5. "O animal olha para nós, e estamos despidos diante dele" (Jacques Derrida)


O autor admite "[se] arriscar a perder credibilidade" pois "parti do pressuposto, quando comecei minha pesquisa, de que sabia o que iria encontrar". E encontrou mais do que o leitor já sabe que há para encontrar. Quando certo criador afirma que "está claro que é natural para os animais comerem uns aos outros", entra em jogo o que define o "antropomorfismo" (um dos 38 "verbetes" do criativo terceiro capítulo): "não projetamos simplesmente a experiência humana nos animais; nós somos (e não somos) animais". "Se queremos repudiar uma parte de nossa natureza, a chamamos de 'natureza animal'", mas considerarmo-nos carnívoros, de certa forma, busca validar a dieta invocando exatamente... nossa animalidade. Mais que isso, invocamos do animal uma sombra (a da crueldade) que nós mesmos lançamos sobre ele, porque não é só a carne que comemos, mas o modo como a obtemos que devemos ver como natural. Se comer animais é natural, saber como é obtido e morto também deve sê-lo, porque o ato (comer) inclui todo o processo, o "natural" inclui a caça e, portanto, a relação direta com a presa. Sem essa relação, poderia ser essa consecução, na prática, natural? (Leia uma das 271 notas no fim do livro sobre como é preparada a lagosta e confira quão natural é comê-la). De fato, "as justificativas para comer animais e para não os comer são, com freqüência, idênticas: nós não somos eles". Então, de olho na presa, "perguntar 'O que é um animal?' [...] é tocar de forma inevitável no modo como compreendemos o que significa ser nós e não eles. É perguntar 'O que é um humano?'".

Talvez, do ponto de vista do criador industrial, um humano seja um deus. Sente-se com "c" maiúsculo, um Criador. Vemos isso na forma como os animais para abate são obtidos com a  concentração do "incrível poder do moderno conhecimento genético para gerar animais que sofrem mais". "Os produtores [criam] animais que sofrem de modo mais agudo porque seus corpos exibem características que a indústria e o consumidor exigem". "Estamos gerando criaturas incapazes de sobreviver em qualquer outro local que não seja o mais artificial dos ambientes". Um exemplo não-comestível (pelo menos não no Ocidente): raças de cães, sendo que "uma raça, ao contrário de uma espécie, não é um fenômeno natural". Pastores alemães sofrem de displasia do quadril, uma doença genética dolorosa, porque "seu design os destina à dor". Se fazemos isso com animais que não comemos, o que fazemos com nossa comida - destinada a ser triturada nos dentes e engolida?
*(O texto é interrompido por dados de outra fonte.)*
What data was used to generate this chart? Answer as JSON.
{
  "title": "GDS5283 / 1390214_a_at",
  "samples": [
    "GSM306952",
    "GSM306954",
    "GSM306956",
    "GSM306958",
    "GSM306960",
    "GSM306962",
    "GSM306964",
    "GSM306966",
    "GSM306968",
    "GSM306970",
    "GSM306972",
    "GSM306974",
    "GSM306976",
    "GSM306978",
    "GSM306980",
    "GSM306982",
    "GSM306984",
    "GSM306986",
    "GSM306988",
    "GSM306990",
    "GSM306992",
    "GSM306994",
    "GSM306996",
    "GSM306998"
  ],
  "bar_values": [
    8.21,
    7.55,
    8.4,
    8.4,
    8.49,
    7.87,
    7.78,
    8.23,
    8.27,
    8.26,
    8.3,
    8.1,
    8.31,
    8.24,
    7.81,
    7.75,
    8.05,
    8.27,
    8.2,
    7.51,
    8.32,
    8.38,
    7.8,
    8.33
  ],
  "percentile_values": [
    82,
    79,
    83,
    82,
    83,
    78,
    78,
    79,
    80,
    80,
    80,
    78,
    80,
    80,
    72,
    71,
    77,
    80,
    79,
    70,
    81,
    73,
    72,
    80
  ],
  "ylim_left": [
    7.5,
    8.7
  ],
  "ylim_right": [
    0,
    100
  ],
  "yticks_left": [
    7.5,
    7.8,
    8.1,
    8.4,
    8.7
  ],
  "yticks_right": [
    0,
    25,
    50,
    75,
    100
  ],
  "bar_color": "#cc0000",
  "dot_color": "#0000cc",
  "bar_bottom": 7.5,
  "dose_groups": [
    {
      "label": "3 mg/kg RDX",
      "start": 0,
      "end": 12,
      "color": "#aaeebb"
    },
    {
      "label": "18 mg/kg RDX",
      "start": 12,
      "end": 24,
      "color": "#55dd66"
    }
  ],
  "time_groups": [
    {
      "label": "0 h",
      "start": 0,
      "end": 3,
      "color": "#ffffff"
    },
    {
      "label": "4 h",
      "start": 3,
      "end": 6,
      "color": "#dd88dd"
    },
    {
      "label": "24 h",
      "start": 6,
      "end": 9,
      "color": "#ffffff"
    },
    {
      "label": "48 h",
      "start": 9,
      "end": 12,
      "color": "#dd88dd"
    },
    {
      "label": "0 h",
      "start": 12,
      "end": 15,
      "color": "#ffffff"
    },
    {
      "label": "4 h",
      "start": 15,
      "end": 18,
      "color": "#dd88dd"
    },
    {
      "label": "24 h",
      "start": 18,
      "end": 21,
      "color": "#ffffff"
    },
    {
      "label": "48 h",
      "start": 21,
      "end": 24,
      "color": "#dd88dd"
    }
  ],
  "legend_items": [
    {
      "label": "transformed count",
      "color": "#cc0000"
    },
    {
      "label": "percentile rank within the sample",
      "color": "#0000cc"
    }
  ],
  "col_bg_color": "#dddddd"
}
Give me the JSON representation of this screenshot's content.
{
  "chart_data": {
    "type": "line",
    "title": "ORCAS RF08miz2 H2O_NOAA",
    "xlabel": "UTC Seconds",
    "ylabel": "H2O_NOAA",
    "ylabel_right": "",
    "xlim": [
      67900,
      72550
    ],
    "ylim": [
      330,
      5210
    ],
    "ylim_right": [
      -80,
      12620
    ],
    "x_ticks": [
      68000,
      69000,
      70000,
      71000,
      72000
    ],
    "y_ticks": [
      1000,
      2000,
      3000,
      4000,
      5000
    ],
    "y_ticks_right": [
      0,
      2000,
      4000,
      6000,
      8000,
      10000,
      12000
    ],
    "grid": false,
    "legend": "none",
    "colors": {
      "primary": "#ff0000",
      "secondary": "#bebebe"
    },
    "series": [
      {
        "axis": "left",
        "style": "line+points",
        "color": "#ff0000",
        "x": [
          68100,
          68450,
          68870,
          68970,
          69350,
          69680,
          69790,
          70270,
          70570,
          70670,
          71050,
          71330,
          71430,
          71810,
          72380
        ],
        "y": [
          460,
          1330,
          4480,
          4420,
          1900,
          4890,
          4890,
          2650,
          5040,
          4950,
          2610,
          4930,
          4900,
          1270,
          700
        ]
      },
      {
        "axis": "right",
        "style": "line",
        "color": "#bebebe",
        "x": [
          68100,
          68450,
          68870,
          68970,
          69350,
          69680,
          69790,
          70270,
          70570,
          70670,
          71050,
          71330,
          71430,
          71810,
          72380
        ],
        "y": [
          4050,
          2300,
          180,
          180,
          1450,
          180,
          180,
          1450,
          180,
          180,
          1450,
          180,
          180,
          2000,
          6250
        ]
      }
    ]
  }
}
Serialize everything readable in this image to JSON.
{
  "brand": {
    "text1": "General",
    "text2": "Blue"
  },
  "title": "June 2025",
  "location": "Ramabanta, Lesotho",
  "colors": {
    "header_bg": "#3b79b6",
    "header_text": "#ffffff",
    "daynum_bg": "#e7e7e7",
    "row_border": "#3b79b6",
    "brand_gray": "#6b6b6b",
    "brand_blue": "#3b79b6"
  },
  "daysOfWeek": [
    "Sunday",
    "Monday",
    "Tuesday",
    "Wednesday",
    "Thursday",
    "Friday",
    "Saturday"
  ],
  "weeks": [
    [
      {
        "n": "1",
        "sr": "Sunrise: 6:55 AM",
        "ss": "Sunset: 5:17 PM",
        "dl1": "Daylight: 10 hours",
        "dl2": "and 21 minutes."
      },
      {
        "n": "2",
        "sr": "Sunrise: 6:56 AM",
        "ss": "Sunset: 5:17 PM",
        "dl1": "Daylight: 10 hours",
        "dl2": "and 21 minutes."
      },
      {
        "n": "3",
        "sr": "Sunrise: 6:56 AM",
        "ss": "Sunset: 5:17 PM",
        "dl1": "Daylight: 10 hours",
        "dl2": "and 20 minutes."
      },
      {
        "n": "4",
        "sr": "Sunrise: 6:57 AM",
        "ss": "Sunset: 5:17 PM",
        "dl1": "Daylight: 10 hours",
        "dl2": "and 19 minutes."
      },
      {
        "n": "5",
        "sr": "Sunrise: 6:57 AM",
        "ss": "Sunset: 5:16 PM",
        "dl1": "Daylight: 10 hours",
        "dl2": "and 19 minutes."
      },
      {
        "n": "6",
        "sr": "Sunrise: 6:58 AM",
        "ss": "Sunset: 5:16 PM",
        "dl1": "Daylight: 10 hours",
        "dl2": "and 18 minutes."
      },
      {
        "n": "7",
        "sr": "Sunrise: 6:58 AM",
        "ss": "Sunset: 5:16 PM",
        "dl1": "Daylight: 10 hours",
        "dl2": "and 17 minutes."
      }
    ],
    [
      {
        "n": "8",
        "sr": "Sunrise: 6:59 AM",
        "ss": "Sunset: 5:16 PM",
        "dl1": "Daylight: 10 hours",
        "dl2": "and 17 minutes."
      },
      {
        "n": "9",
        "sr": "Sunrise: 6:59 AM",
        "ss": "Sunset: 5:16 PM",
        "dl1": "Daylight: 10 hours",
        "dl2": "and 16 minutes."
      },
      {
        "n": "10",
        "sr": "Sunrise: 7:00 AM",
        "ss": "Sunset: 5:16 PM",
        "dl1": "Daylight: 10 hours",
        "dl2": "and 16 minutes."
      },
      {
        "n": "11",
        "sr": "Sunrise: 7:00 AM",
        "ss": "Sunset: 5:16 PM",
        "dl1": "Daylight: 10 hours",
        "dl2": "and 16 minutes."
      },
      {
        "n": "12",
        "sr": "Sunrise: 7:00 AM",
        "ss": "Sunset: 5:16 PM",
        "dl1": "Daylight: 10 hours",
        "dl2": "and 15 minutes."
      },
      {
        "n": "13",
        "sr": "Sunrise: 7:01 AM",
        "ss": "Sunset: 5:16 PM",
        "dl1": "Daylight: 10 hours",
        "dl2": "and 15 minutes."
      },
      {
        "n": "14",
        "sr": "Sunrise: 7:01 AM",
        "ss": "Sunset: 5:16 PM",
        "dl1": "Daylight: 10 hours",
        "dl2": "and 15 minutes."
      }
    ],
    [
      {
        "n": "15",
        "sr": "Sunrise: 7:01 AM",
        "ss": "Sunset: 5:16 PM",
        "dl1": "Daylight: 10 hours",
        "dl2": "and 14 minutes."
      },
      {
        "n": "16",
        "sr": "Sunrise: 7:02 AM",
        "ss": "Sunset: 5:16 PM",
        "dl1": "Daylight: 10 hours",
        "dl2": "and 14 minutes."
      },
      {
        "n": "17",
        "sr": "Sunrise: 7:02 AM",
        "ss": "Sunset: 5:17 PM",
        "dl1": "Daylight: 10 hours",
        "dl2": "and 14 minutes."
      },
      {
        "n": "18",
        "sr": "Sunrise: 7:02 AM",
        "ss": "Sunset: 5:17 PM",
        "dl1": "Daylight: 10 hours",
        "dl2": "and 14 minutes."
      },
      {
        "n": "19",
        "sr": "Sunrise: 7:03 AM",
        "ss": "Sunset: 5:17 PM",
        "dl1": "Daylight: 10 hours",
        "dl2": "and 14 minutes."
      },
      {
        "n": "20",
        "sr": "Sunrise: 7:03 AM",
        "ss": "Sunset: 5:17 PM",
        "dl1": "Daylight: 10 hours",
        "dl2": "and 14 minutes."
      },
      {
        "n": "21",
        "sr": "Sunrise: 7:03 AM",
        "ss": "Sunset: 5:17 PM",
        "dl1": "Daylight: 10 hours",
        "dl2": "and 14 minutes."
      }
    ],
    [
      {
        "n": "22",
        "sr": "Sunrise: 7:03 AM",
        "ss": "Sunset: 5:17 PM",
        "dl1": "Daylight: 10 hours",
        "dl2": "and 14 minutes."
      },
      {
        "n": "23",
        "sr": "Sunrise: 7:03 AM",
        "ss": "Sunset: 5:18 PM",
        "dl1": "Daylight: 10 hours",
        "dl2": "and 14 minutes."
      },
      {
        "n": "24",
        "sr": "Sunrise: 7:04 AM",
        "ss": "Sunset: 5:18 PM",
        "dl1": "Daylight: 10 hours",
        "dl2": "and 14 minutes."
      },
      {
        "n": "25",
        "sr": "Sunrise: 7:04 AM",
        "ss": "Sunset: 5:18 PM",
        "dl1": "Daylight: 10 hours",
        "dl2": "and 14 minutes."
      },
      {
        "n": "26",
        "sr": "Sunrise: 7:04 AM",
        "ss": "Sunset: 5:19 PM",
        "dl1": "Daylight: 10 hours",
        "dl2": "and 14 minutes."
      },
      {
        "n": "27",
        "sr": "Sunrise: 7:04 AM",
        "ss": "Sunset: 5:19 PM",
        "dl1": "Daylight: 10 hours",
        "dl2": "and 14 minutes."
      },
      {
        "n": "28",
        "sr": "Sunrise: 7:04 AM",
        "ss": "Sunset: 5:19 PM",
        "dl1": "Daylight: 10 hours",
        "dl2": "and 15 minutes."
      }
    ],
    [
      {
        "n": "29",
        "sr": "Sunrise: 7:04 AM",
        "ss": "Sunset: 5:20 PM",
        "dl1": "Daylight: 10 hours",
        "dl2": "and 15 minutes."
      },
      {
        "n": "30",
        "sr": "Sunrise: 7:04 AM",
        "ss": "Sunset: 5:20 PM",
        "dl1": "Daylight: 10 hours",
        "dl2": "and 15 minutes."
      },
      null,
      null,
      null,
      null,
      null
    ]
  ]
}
Chega a ser um eufemismo quando um criador diz que "esse negócio nem sempre é bonito". Todo-poderoso, o Criador Industrial tem os animais em sujeição - não a sujeição Bíblica, de Gênesis, mas a denunciada por Derrida, citado acima. Se questionados sobre isso, "[a] resposta automática [é que] ninguém entra para este ramo de negócios porque odeia os animais[;] [mas] por que, afinal de contas, é necessário ser dito que eles não odeiam os animais?”. Porque há “atos deliberados de crueldade acontecendo com regularidade em 32% das instalações”, isso constatado em auditorias anunciadas! Cerca de “26% dos abatedouros revelaram maus-tratos tão graves que deveriam ter sido reprovados”, isso admitido pela própria administração de um deles! "A criação industrial [...] priva cada animal do menor vestígio de felicidade".

Como diz o autor, “eu poderia ter escrito vários livros – uma enciclopédia de crueldades – com testemunhos de funcionários” (e cita o livro de Gail Eisnitz, "Slaughterhouse" [matadouro], que chega perto disso, com o sugestivo subtítulo "A chocante história da cobiça, negligência e do tratamento desumano no interior da indústria da carne nos EUA"), mas este não é o propósito da obra. Todavia, Foer menciona de forma esparsa alguns fatos que mostram que "é muito mais fácil ser cruel do que se pensa". Vejamos o que acontece com alguns animais.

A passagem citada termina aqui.